Er war ihr dankbar für die Leichtfertigkeit, um die sie sich bemühte, und erwiderte ihr Lächeln. Für einen Moment sahen sie sich in die Augen, ohne ein Wort zu sagen. Apolonia war hübsch wie immer. Ihre feinen Gesichtszüge hatten die Männer betört, seit John sie kannte. Sie war nur ein wenig älter als John. Seidenes dunkles Haar fiel ihr auf die Schultern. Sie war schlank und hochgewachsen, stark und doch grazil. Das bezaubernde Lächeln, das sie aufgesetzt hatte, stand ihren natürlich roten Lippen gut. Doch der Ansatz von Sorgenfalten auf ihrer Stirn und etwas in ihren Augen zeugten von den Lasten, die sie trug und über die ihr Lächeln mit mäßigem Erfolg hinwegzutäuschen versuchte. Und trotz der Sorgen sah er ihr an, dass ihre Freude ihn zu sehen nicht nur daher rührte, dass sie ihn um einen Gefallen bitten wollte. Sie genoss seine Gesellschaft. Und dies tat auch er. In ihrer Gegenwart konnte er für einen Augenblick vergessen, warum er überhaupt zu ihr gekommen war. Und auch dafür war er ihr dankbar.
Es war Apolonia, die irgendwann den Kopf zu Seite drehte. „Viktoria, sagst du Jonathan Bescheid, dass er sich zu uns gesellen soll? Dann können wir gemeinsam speisen“, sprach sie eine der Küchenmägde an, die in dem Portal zur Küche auf Befehle warteten.

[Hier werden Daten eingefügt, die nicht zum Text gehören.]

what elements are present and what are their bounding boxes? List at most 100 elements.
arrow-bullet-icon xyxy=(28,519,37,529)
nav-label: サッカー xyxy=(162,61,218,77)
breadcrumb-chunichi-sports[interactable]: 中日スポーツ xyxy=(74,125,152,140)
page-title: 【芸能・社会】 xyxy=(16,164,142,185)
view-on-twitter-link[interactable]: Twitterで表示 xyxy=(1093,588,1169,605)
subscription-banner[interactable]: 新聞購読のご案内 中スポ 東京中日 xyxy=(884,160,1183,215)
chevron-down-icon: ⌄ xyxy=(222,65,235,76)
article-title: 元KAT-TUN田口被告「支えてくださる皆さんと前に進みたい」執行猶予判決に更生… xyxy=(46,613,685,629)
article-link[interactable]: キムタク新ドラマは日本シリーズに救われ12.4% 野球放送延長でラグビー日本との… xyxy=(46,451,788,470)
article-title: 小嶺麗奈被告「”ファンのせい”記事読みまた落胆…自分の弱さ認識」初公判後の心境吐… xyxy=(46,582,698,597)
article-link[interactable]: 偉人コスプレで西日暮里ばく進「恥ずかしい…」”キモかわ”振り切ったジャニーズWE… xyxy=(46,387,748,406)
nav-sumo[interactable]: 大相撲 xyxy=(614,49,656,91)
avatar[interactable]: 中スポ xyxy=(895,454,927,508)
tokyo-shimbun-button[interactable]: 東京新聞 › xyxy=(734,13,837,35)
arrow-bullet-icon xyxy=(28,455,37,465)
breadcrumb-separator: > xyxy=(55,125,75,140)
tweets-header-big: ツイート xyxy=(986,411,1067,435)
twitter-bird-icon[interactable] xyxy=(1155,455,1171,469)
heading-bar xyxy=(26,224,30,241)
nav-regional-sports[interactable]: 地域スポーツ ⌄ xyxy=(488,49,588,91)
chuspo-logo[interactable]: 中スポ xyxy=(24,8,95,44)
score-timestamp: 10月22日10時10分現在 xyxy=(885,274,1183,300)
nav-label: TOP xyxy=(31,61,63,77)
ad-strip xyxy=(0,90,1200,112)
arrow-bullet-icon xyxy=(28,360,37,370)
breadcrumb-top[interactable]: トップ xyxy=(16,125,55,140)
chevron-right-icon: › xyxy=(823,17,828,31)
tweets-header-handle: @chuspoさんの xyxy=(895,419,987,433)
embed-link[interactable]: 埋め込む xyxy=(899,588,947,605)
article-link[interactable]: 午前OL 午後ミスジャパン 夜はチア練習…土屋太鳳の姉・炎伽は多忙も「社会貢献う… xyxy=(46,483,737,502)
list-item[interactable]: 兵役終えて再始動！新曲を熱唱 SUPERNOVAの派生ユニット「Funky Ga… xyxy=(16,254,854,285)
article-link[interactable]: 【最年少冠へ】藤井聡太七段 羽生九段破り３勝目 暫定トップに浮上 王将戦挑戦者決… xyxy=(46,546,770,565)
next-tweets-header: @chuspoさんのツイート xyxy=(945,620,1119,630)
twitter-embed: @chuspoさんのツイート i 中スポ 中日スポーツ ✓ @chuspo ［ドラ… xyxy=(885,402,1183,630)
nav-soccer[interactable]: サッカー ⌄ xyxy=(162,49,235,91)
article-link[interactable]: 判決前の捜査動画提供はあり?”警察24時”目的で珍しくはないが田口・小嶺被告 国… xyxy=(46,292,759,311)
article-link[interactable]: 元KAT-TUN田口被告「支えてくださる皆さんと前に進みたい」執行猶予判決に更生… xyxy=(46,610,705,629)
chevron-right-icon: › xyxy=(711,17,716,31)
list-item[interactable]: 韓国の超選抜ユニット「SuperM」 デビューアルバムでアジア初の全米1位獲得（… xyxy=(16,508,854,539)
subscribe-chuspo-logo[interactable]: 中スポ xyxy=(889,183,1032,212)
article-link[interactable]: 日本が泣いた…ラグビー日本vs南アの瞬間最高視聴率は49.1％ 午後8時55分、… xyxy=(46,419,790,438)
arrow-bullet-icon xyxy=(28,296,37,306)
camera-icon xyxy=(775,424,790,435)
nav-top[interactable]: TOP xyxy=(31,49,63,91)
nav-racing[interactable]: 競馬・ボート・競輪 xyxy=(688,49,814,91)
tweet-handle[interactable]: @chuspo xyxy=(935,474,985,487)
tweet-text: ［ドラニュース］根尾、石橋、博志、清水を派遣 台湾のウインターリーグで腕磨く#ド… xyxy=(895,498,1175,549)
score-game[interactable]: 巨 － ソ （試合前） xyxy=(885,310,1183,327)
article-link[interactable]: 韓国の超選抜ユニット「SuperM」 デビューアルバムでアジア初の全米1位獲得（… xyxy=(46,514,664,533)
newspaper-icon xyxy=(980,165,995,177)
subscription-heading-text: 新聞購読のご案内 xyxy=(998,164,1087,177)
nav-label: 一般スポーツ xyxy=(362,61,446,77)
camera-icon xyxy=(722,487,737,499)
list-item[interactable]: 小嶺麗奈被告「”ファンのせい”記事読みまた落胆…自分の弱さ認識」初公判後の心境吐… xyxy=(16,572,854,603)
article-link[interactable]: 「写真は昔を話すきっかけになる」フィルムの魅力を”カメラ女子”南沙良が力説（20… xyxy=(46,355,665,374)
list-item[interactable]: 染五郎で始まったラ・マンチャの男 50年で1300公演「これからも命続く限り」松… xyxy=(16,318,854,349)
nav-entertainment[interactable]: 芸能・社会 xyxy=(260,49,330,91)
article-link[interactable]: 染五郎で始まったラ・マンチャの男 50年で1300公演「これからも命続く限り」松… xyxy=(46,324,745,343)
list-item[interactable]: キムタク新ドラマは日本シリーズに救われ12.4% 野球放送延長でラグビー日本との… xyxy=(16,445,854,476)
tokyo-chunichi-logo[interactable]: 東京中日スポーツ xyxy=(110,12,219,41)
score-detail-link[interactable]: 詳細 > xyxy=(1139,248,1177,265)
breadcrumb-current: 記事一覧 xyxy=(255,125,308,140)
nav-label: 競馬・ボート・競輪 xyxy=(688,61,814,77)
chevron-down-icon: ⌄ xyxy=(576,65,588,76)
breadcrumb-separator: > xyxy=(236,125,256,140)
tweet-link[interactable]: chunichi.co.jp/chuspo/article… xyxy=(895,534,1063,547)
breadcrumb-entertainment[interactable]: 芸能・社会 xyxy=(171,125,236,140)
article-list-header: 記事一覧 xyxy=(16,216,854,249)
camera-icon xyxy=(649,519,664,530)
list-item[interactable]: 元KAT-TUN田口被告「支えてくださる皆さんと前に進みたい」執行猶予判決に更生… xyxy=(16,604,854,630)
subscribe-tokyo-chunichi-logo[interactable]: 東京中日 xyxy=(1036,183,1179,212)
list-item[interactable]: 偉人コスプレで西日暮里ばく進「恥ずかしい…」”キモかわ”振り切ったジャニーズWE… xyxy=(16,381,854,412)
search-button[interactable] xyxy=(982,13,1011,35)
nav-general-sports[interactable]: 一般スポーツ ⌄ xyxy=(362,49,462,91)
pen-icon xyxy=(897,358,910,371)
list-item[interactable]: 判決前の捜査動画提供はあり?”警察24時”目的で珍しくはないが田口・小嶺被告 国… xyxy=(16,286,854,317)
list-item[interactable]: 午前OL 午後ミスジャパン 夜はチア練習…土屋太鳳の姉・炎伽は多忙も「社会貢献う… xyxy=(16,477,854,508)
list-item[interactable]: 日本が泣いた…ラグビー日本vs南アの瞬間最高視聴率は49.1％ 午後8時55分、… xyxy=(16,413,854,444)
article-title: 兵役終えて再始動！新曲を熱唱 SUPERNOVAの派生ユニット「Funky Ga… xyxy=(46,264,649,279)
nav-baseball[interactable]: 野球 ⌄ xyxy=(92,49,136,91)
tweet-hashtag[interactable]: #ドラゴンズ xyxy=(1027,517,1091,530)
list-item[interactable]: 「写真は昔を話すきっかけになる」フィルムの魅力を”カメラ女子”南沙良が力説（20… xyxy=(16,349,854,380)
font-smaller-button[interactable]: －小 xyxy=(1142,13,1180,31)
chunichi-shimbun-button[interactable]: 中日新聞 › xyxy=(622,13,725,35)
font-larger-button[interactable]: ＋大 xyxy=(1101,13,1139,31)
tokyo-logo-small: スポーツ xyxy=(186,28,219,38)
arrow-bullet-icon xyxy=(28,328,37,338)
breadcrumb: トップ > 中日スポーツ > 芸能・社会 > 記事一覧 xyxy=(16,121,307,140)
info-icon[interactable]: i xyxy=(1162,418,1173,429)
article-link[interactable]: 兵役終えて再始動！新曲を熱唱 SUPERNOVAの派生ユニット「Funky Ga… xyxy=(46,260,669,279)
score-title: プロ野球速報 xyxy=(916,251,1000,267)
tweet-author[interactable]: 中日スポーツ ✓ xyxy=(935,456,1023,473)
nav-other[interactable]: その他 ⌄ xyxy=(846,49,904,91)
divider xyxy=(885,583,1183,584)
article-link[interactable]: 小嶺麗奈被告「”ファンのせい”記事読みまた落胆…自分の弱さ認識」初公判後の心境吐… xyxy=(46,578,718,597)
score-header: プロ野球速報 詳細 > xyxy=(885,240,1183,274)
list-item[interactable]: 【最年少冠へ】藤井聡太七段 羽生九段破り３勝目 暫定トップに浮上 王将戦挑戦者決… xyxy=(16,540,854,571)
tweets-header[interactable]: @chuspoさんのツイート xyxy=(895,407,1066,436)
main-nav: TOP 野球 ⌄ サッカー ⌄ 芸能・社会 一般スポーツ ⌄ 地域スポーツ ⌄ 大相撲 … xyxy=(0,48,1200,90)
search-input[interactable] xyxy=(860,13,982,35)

„Natürlich, gnädige Herrin.“ Nach einer tiefen Verbeugung verschwand das angesprochene Mädchen.
John sah ihr kurz nach. „Wie lange ist Ragnor schon fort?“, fragte er dann.
Die Burgherrin stand auf, umrundete den Tisch und steuerte auf eine kleine Kommode zu, die an der Seite des Speisesaals stand. „Er ist vor drei Wochen mit unseren Männern aufgebrochen“, antwortete sie und nahm eine gläserne Karaffe mit Rotwein aus dem kleinen Schränkchen. Ihre Haltung war so aufrecht, wie man es von ihr gewohnt war. Sie war keine Frau, welche ihre Lasten mit der Welt teilte.
„Ihr macht Euch sicher Sorgen um ihn.“
Apolonia drehte sich wieder zu ihm. Eilends kam sie zurück zum Speisetisch und goss ihnen den Wein in die Gläser, die dort bereitstanden. Wieder lächelte sie leicht. „Ragnor ist ein sehr pflichtbewusster, loyaler Mann. Er wird tun, was der König von ihm verlangt, doch er ist auch träge. Er wird nicht den Helden spielen.“
Jetzt begann John zu lachen, was sie wohl mit ihrer Aussage bezweckt hatte. „Da habt Ihr vermutlich Recht“, ließ er sich auf ihren Versuch sich zu beruhigen ein.
„Nun, ich kenne meinen Mann“, sprach sie fast schon mit guter Laune weiter.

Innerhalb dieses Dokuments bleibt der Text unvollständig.